O marxismo-leninismo como práxis
Para realmente aderir à luta comunista, não basta ter uma postura individual nova, seja ela identitária ou de consciência. A transformação radical da realidade não virá pelo pensamento ou por atos particulares. Nossas ações individuais fechadas em si mesmas são limitadas não só por serem condicionadas pelas determinações sociais objetivas que a sociedade que nos forma impõe, mas também pela própria insuficiência que a nossa ação isolada tem para afetar o complexo social que nós queremos superar.
A libertação, na nossa perspectiva, é um ato histórico, materialmente efetivo, que só pode ser desenvolvido na práxis, ou seja, naquele tipo de ação que é conscientemente transformadora. Há aqui uma dialética interessante: como vimos no início, a teoria marxista-leninista só pode se converter em força material se ela se apodera da classe trabalhadora, se ela se torna arma teórica do sujeito revolucionário do nosso tempo histórico. Por outro lado, a ação política das massas só se torna revolucionária se ela for teoricamente orientada pela ciência revolucionária do proletariado.

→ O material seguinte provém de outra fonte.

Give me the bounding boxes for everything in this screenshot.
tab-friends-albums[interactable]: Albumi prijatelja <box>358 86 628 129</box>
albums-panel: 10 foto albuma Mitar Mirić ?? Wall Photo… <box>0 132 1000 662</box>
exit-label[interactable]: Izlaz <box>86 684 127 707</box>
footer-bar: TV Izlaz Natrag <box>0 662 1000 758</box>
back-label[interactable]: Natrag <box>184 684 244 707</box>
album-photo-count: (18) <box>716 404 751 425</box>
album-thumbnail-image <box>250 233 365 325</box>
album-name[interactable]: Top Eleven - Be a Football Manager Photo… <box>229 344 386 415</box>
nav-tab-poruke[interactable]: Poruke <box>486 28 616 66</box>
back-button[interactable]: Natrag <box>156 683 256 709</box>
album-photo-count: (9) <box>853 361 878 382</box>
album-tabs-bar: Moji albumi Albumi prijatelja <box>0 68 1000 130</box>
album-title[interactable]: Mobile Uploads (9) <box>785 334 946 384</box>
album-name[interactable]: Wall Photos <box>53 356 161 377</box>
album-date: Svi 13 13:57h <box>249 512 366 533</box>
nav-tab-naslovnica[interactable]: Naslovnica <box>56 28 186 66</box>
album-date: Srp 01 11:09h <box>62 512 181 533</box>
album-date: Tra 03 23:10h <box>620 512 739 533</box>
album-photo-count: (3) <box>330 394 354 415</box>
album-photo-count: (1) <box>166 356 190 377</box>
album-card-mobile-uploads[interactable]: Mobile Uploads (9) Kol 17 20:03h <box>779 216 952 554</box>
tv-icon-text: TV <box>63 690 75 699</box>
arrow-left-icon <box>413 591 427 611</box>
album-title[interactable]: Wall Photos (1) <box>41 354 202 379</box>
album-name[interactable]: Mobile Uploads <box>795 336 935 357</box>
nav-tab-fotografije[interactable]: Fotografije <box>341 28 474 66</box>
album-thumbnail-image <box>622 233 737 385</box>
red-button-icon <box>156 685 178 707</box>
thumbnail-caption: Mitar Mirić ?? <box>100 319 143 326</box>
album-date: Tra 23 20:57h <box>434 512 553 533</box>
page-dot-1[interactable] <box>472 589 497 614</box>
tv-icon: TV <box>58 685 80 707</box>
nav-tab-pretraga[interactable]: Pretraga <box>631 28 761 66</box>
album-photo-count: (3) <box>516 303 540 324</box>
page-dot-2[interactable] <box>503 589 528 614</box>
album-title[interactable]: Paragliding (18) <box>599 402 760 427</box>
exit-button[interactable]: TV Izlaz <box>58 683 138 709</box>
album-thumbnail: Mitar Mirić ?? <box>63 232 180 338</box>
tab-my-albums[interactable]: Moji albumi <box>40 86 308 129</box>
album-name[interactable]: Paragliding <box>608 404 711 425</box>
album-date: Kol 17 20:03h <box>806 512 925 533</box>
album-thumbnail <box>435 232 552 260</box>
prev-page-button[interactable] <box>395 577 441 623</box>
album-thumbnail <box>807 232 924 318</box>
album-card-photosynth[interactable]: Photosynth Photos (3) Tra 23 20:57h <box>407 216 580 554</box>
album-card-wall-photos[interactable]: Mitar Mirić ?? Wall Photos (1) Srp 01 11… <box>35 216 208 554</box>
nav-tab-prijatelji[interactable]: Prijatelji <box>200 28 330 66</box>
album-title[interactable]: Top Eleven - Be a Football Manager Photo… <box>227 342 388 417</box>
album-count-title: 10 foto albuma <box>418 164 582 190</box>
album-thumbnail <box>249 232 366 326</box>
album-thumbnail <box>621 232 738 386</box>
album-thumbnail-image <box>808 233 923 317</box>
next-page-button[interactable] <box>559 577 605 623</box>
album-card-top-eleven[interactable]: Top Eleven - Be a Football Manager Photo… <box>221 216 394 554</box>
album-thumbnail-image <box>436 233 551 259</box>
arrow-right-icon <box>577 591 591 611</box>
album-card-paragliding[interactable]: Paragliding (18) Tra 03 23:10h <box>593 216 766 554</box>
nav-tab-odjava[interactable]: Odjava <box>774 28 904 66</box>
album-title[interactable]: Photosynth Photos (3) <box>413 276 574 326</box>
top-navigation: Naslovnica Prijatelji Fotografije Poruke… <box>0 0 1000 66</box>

Para resolver esta questão, um fator torna-se fundamental: o partido comunista. É justamente o partido comunista que irá ser o operador político dessa dialética. Ele é exatamente a classe para si, a união dos setores mais avançados e conscientes da classe, formando um sujeito coletivo. Este sujeito coletivo deve assumir o papel de vanguarda revolucionária do proletariado, necessária para a agitação, organização, educação e a ação coletiva da classe trabalhadora, para que ela possa extrair do seu ser a sua vocação histórica.

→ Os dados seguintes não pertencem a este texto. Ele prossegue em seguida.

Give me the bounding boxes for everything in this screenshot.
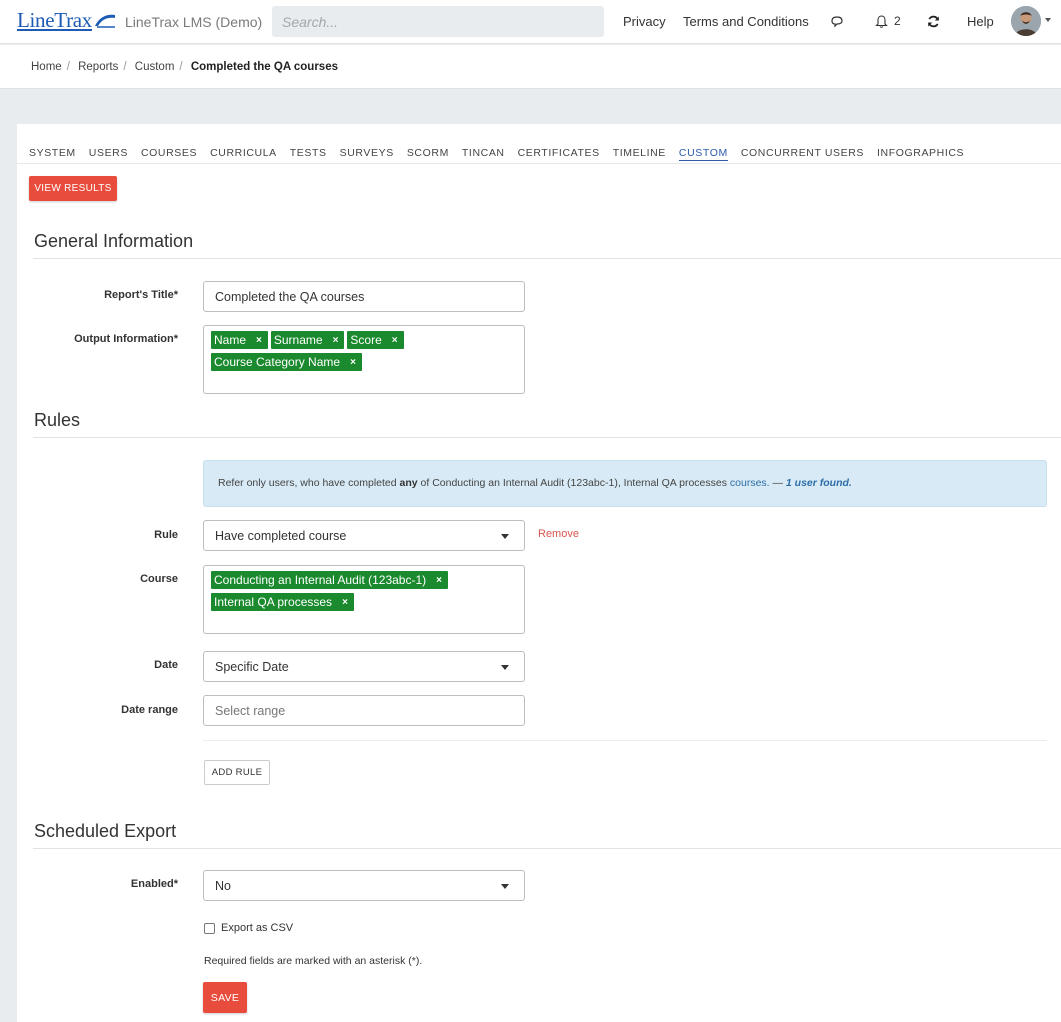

Nós, comunistas, como componentes desse sujeito coletivo, só podemos nos inserir na luta pela revolução socialista, pelo ‘’movimento real que supera o atual estado das coisas’’[vi], caso nós de fato desenvolvamos uma prática revolucionária. E para isso, não dá para tratar o marxismo-leninismo como mero fetiche mercantil, a ser usado como identidade. Só aderimos à luta comunista quando assumimos de maneira real os princípios do marxismo-leninismo na nossa prática militante. Só agindo com disciplina, sem medo da crítica e da auto-crítica, estudando profundamente a realidade ao nosso redor a luz da nossa teoria, reconhecendo a necessidade do centralismo democrático, elaborando uma linha política acertada, se vinculando profundamente com as massas, e, por fim, mas não menos importante, servindo ao povo e ao seu projeto histórico com toda a firmeza e a fidelidade necessária para tal atividade, é que nós poderemos de fato lutar pela superação do capitalismo.[vii]
Estudante de filosofia da UFBA e militante da UJC-Brasil
i. Passagem presente na introdução da Crítica da filosofia do direito de Hegel. Esta introdução é muito importante para compreender o aprofundamento do materialismo em Marx e o início da sua descoberta de que o proletariado é sujeito revolucionário de seu tempo histórico.

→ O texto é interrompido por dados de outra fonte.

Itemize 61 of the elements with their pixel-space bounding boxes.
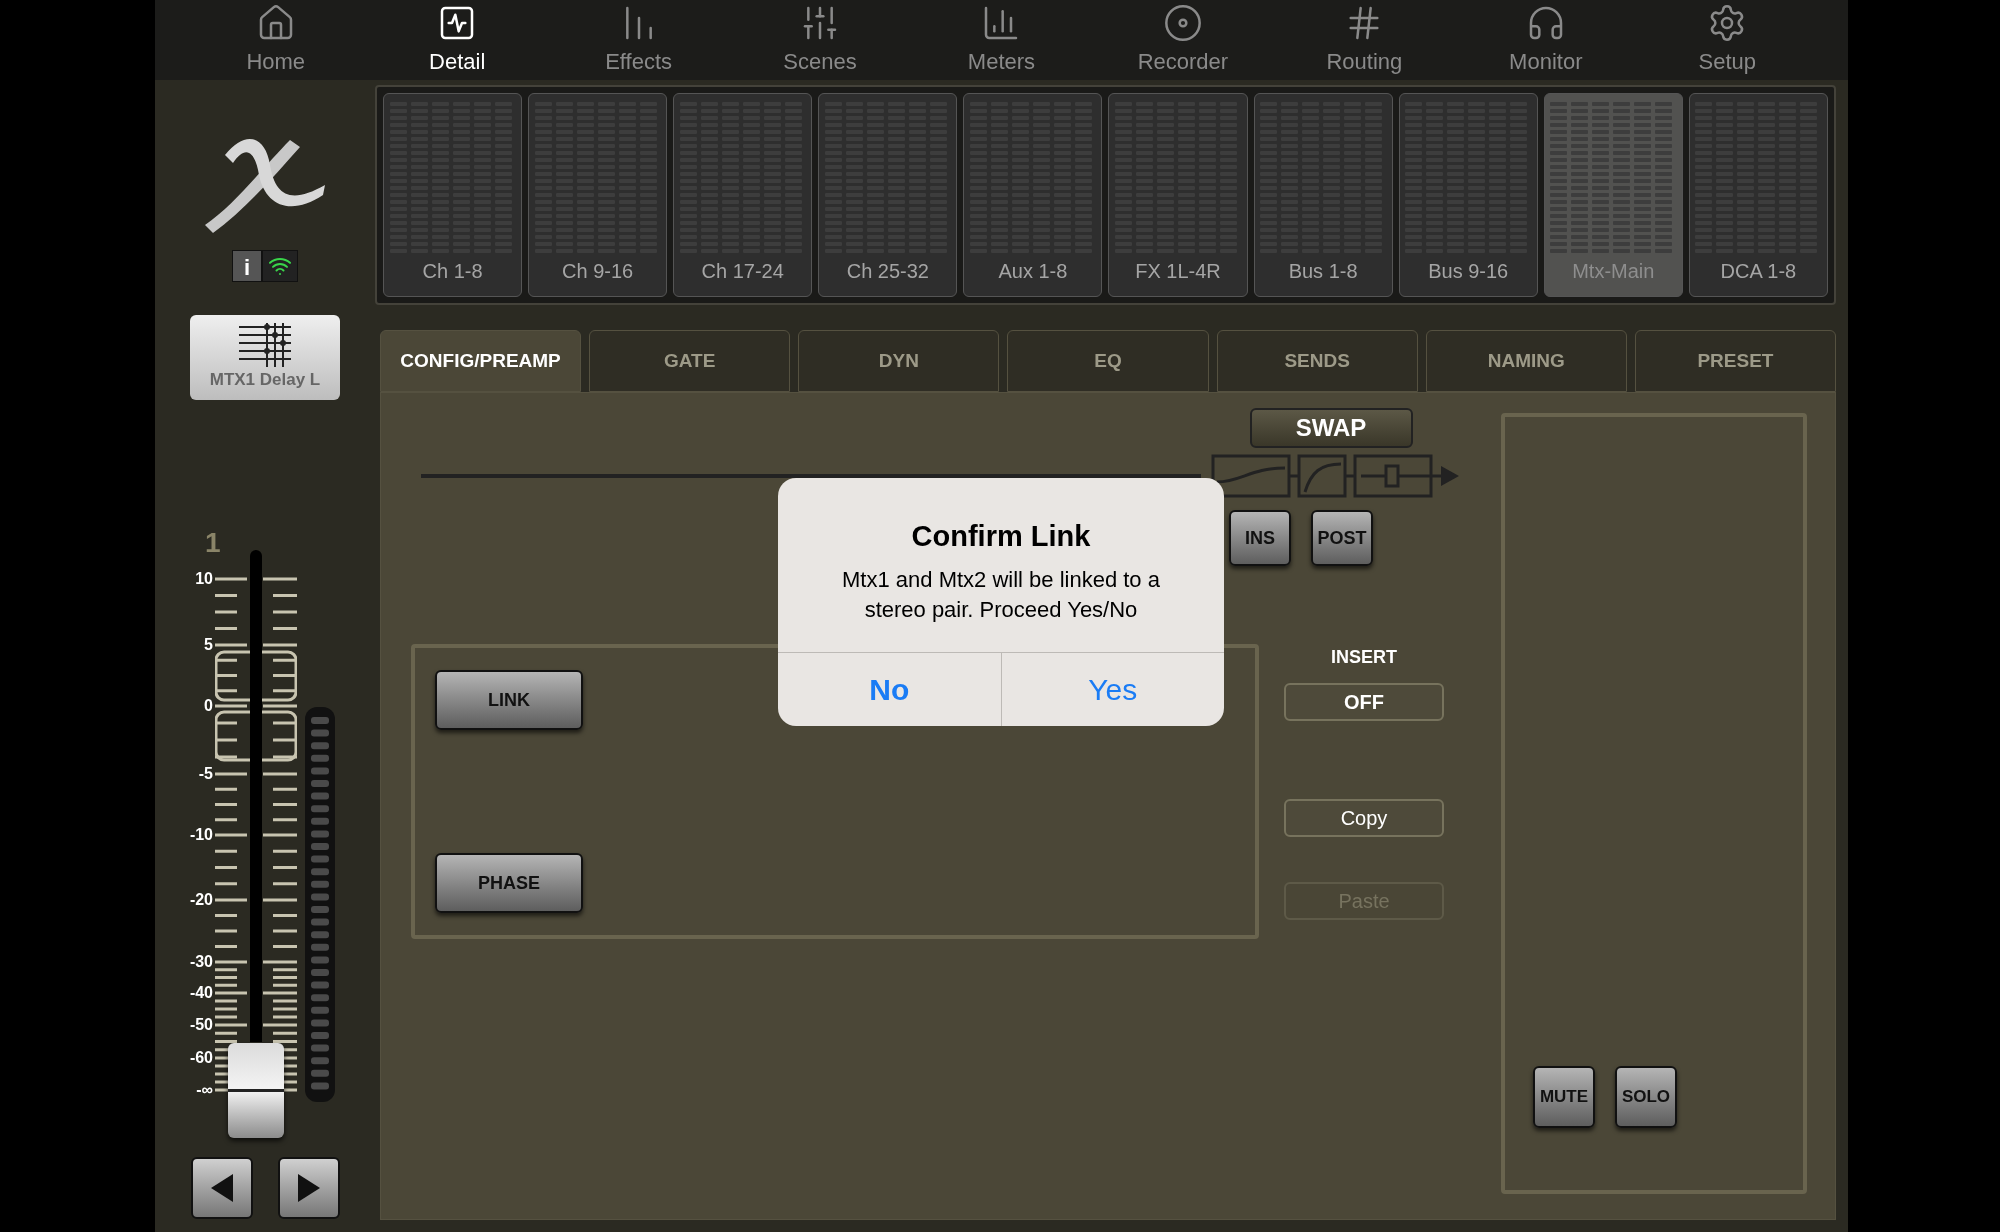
- bank-button[interactable]: Bus 1-8: [1253, 93, 1393, 297]
- nav-tab[interactable]: Monitor: [1455, 0, 1637, 80]
- tab[interactable]: DYN: [798, 330, 1000, 392]
- tab[interactable]: SENDS: [1216, 330, 1418, 392]
- nav-tab[interactable]: Setup: [1636, 0, 1818, 80]
- scale-label: -20: [188, 891, 213, 909]
- nav-tab[interactable]: Effects: [547, 0, 730, 80]
- scale-label: -∞: [195, 1081, 213, 1099]
- channel-number: 1: [205, 526, 221, 560]
- scale-label: -60: [188, 1049, 213, 1067]
- wifi-button[interactable]: [262, 250, 298, 282]
- dialog-title: Confirm Link: [911, 519, 1091, 555]
- scale-label: 10: [194, 570, 213, 588]
- nav-tab[interactable]: Recorder: [1092, 0, 1274, 80]
- mute-button[interactable]: MUTE: [1533, 1066, 1595, 1128]
- bank-button[interactable]: DCA 1-8: [1688, 93, 1828, 297]
- copy-button[interactable]: Copy: [1284, 799, 1444, 837]
- post-button[interactable]: POST: [1311, 510, 1373, 566]
- insert-label: INSERT: [1331, 646, 1397, 669]
- scale-label: -5: [197, 765, 213, 783]
- routing-grid-icon: [237, 322, 293, 367]
- solo-button[interactable]: SOLO: [1615, 1066, 1677, 1128]
- scale-label: 0: [203, 697, 213, 715]
- bank-button[interactable]: Ch 17-24: [673, 93, 813, 297]
- swap-button[interactable]: SWAP: [1249, 408, 1413, 448]
- triangle-right-icon: [297, 1174, 320, 1202]
- nav-tab[interactable]: Routing: [1273, 0, 1456, 80]
- tab[interactable]: EQ: [1007, 330, 1209, 392]
- tab[interactable]: PRESET: [1634, 330, 1836, 392]
- next-button[interactable]: [277, 1157, 340, 1219]
- scale-label: -30: [188, 953, 213, 971]
- nav-tab[interactable]: Meters: [910, 0, 1093, 80]
- scale-label: -10: [188, 826, 213, 844]
- scale-label: -40: [188, 984, 213, 1002]
- channel-strip-tile[interactable]: MTX1 Delay L: [190, 315, 340, 400]
- nav-tab[interactable]: Detail: [366, 0, 548, 80]
- nav-tab[interactable]: Home: [185, 0, 367, 80]
- target-icon: [1162, 2, 1203, 43]
- scale-label: 5: [203, 636, 213, 654]
- tab[interactable]: GATE: [589, 330, 791, 392]
- dialog-button[interactable]: Yes: [1000, 653, 1224, 726]
- tab[interactable]: CONFIG/PREAMP: [380, 330, 582, 392]
- tab[interactable]: NAMING: [1425, 330, 1627, 392]
- bank-button[interactable]: Bus 9-16: [1398, 93, 1538, 297]
- bank-button[interactable]: Ch 25-32: [818, 93, 958, 297]
- insert-button[interactable]: OFF: [1284, 683, 1444, 721]
- previous-button[interactable]: [190, 1157, 253, 1219]
- bank-button[interactable]: FX 1L-4R: [1108, 93, 1248, 297]
- nav-tab[interactable]: Scenes: [729, 0, 911, 80]
- bank-button[interactable]: Ch 9-16: [528, 93, 668, 297]
- fader-knob[interactable]: [228, 1043, 284, 1138]
- dialog-button[interactable]: No: [778, 653, 1001, 726]
- info-button[interactable]: i: [232, 250, 262, 282]
- link-button[interactable]: LINK: [435, 670, 583, 730]
- triangle-left-icon: [210, 1174, 233, 1202]
- phase-button[interactable]: PHASE: [435, 853, 583, 913]
- bank-button[interactable]: Aux 1-8: [963, 93, 1103, 297]
- ins-button[interactable]: INS: [1229, 510, 1291, 566]
- bank-button[interactable]: Ch 1-8: [383, 93, 523, 297]
- scale-label: -50: [188, 1016, 213, 1034]
- dialog-message: Mtx1 and Mtx2 will be linked to a stereo pair. Proceed Yes/No: [841, 565, 1161, 624]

ii. Citação d’A ideologia alemã,de Marx e Engels. O capítulo III do tomo sobre Feuerbach trabalha a dinâmica da ideologia dominante sobre nós.
iii. Sobre o fenômeno da pós-modernidade, a fonte principal aqui é o livro As origens da pós-modernidade, de Perry Anderson, rigoroso compêndio histórico de elementos desse novo momento do capitalismo.
iv. Trecho do texto Da moralidade revolucionária, de Ho Chi Minh, importantíssima fonte para o desenvolvimento de uma práxis marxista-leninista.
v. O livro Que fazer?, de Lenin, em que está presente esta frase, é outra fonte teórica fundamental para o marxismo-leninismo.
vi. Mais uma vez citando A ideologia alemã
vii. A influência do texto Da moralidade revolucionária é evidente aqui.